Smith continued, “Understand how to make your ideas big, selfless and simple and you will be able to control growth.”
Senior and Environmental Science major Marisa Morrison suggested that it was the originality of the challenge that led to its status of international sensation.
“I think it went viral because it was a different way to raise awareness, it wasn’t just—’oh look at this sad video and give us your money’; we don’t respond well to that. We respond to things that are outrageous.
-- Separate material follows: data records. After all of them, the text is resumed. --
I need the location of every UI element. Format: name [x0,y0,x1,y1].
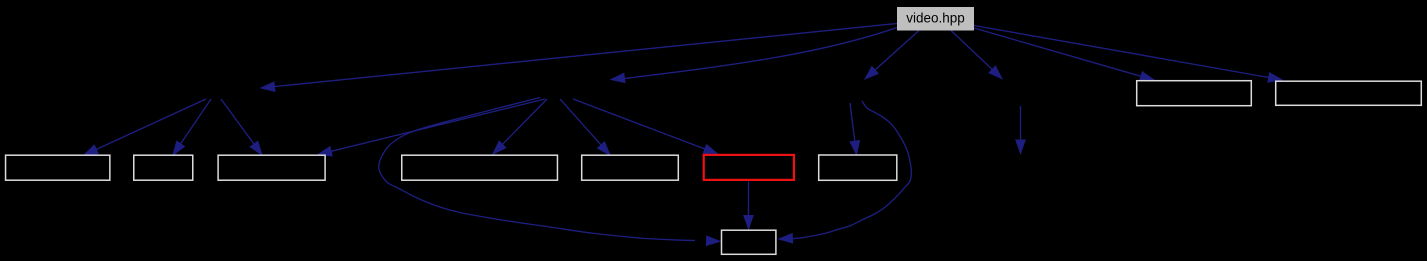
wire hidden node B to red box (arrow) [573,99,718,154]
wire hidden node B to box 3 top right (arrow) [318,99,545,156]
wire hidden node B to bottom box, long left curve (arrow) [379,98,720,246]
box 3 [218,155,325,180]
svg-text:video.hpp: video.hpp [906,10,965,25]
wire video.hpp to right box 1 (arrow) [974,28,1154,81]
wire hidden node C to box 7 (arrow) [850,103,860,155]
wire video.hpp to hidden node D (arrow) [951,31,1002,79]
wire video.hpp to hidden node C (arrow) [865,31,919,80]
wire hidden node B to box 4 (arrow) [493,99,547,154]
wire hidden node A to box 2 (arrow) [173,99,211,155]
wire video.hpp to hidden node A (arrow) [261,24,897,92]
wire hidden node B to box 5 (arrow) [560,99,610,155]
red box [704,155,794,180]
bottom box [722,230,776,254]
box 7 [819,155,897,180]
wire video.hpp to right box 2 (arrow) [974,26,1282,83]
wire hidden node A to box 1 (arrow) [84,99,206,155]
wire hidden node D down (arrow) [1016,106,1025,154]
box 5 [582,155,679,180]
box 2 [134,155,193,180]
box 4 [402,155,558,180]
right box 1 [1137,81,1252,106]
wire hidden node A to box 3 (arrow) [221,99,262,155]
wire red box to bottom box (arrow) [744,182,753,230]
node video.hpp [897,7,974,31]
wire video.hpp to hidden node B (curved, arrow) [611,28,897,83]
right box 2 [1276,81,1422,105]
wire hidden node C to bottom box, right curve (arrow) [779,101,911,243]
box 1 [6,155,110,180]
That’s why I think it worked so well,” Morrison said.
Every success story, however, comes with its fair share of controversy.
Much of the criticism found on the Internet surrounding the latest phenomenon raises questions regarding where the money being donated is actually being spent.
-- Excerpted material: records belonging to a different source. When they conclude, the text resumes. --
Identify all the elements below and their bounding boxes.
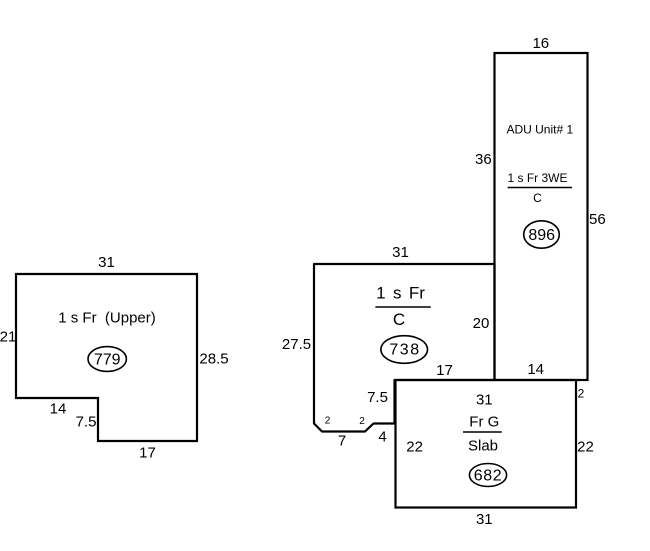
svg-text:C: C <box>533 191 542 205</box>
svg-text:28.5: 28.5 <box>199 351 228 368</box>
svg-text:2: 2 <box>359 416 365 427</box>
building outline: 1 s Fr / C (middle) <box>314 264 495 432</box>
svg-text:14: 14 <box>50 401 67 418</box>
building outline: Fr G / Slab <box>396 380 577 508</box>
svg-text:1 s Fr (Upper): 1 s Fr (Upper) <box>58 310 156 327</box>
svg-text:31: 31 <box>476 392 493 409</box>
svg-text:C: C <box>393 310 405 329</box>
svg-text:31: 31 <box>98 254 115 271</box>
svg-text:16: 16 <box>532 35 549 52</box>
building outline: 1 s Fr (Upper) <box>16 274 197 441</box>
svg-text:4: 4 <box>378 429 386 446</box>
area ellipse 896 <box>524 221 560 248</box>
svg-text:ADU Unit# 1: ADU Unit# 1 <box>506 123 573 137</box>
svg-text:682: 682 <box>474 468 503 485</box>
svg-text:56: 56 <box>589 211 606 228</box>
svg-text:738: 738 <box>389 342 420 359</box>
svg-text:27.5: 27.5 <box>282 336 311 353</box>
svg-text:31: 31 <box>476 511 493 528</box>
svg-text:17: 17 <box>139 445 156 462</box>
svg-text:21: 21 <box>0 329 16 346</box>
fraction line Fr G <box>463 431 502 433</box>
svg-text:1 s Fr 3WE: 1 s Fr 3WE <box>507 171 567 185</box>
area ellipse 738 <box>381 336 428 364</box>
svg-text:17: 17 <box>436 362 453 379</box>
svg-text:896: 896 <box>528 227 555 244</box>
fraction line ADU <box>508 187 572 189</box>
fraction line middle <box>375 306 430 308</box>
svg-text:20: 20 <box>473 315 490 332</box>
svg-text:22: 22 <box>577 439 594 456</box>
svg-text:7: 7 <box>338 433 346 450</box>
svg-text:22: 22 <box>406 439 423 456</box>
svg-text:7.5: 7.5 <box>367 389 388 406</box>
area ellipse 682 <box>469 464 506 487</box>
svg-text:7.5: 7.5 <box>76 414 97 431</box>
building outline: ADU Unit# 1 <box>495 53 588 380</box>
svg-text:2: 2 <box>578 386 585 400</box>
svg-text:14: 14 <box>527 361 544 378</box>
svg-text:1 s Fr: 1 s Fr <box>376 284 425 303</box>
svg-text:2: 2 <box>325 416 331 427</box>
svg-text:779: 779 <box>94 352 121 369</box>
svg-text:31: 31 <box>392 244 409 261</box>
svg-text:36: 36 <box>475 151 492 168</box>
svg-text:Fr G: Fr G <box>469 414 499 431</box>
svg-text:Slab: Slab <box>468 438 498 455</box>
area ellipse 779 <box>88 347 126 372</box>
On their ALSA.org website, the ALS Association has clarified that they spend a total of 79 percent on programs and services.
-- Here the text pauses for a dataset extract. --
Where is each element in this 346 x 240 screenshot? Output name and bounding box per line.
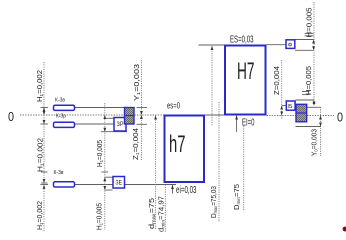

If any supporter, it clarifies, would like to see 100 percent of their donations go towards research, all they would have to do is check a box on their online donation form, or call and request it personally.
Junior Emily Fennes, president of Circle K, Keene State College’s on-campus organization for volunteer work and fundraising, had her own input about the challenge.
“Even though some people may argue that the challenge is pointless because there is not a 100 percent donation rate, the ALS Association has still seen a dramatic increase in not only monetary donations but most importantly awareness and support,” Fennes said.
The ALS Association’s website also provides a clear and simple pie chart depicting how all of the donated money gets separated.
In 2014, 7 percent of their money went to administration, 14 percent to fundraising, 19 percent to patient and community services, 28 percent to research and a total of 32 percent to public and professional education.
As President of Circle K, Fennes said she believes that the use of social media in fundraising efforts is something that is unavoidable in today’s society.
“I think we live in a world where technology and the media are a huge part of our lives,” Fennes said.
Fennes continued, “For a group, whether it’s a small group on a college campus or the ALS Association, getting the word out about a cause is simpler with the help of social media.”
Morrison shared a similar opinion, noting that the use of social media not only helped tremendously in the fundraising for ALS, but also in raising awareness on a disease that was before unrecognized.
“I think that using social media as a gateway to spread knowledge is the best thing about it when [it’s] done for good and not politics, or something that can be offensive,” Morrison said.
Morrison continued, “People are going to oppose it because there will always be those people who don’t want to do what everyone else is doing, or they think of things, like ‘Oh, well why is this only for ALS? There’s millions of other illnesses out there,’ and they have a right to that opinion,” Morrison said.
Deihim also understood the controversial conversation that surrounds the challenge today, suggesting the possibility that the good intentions of the Ice Bucket Challenge were masked by the internet sensation.
“I think the main thing that is upsetting people is that ALS is a serious disease, but the ice bucket challenge has become this kind of viral joke and people have lost sight of the fact that the original purpose was to raise money for the foundation,” Deihim said.
At the end of the day, the Ice Bucket Challenge brought awareness of ALS into the lives of anyone connected to social media.
Fennes admitted that without the challenge, she doubted many people would have known about this disease at all.
Fennes explained, “Before this challenge popped up all over our Facebook home pages, how many of us actually knew that this neurodegenerative disease inflicts pain on about 30,000 Americans currently, or even what ALS is?”
Fennes continued, “I can honestly say that I did not, but the constant posts that raised awareness to millions of people made me realize how important [it is that] we spread the awareness about not only this terrible disease but others as well.”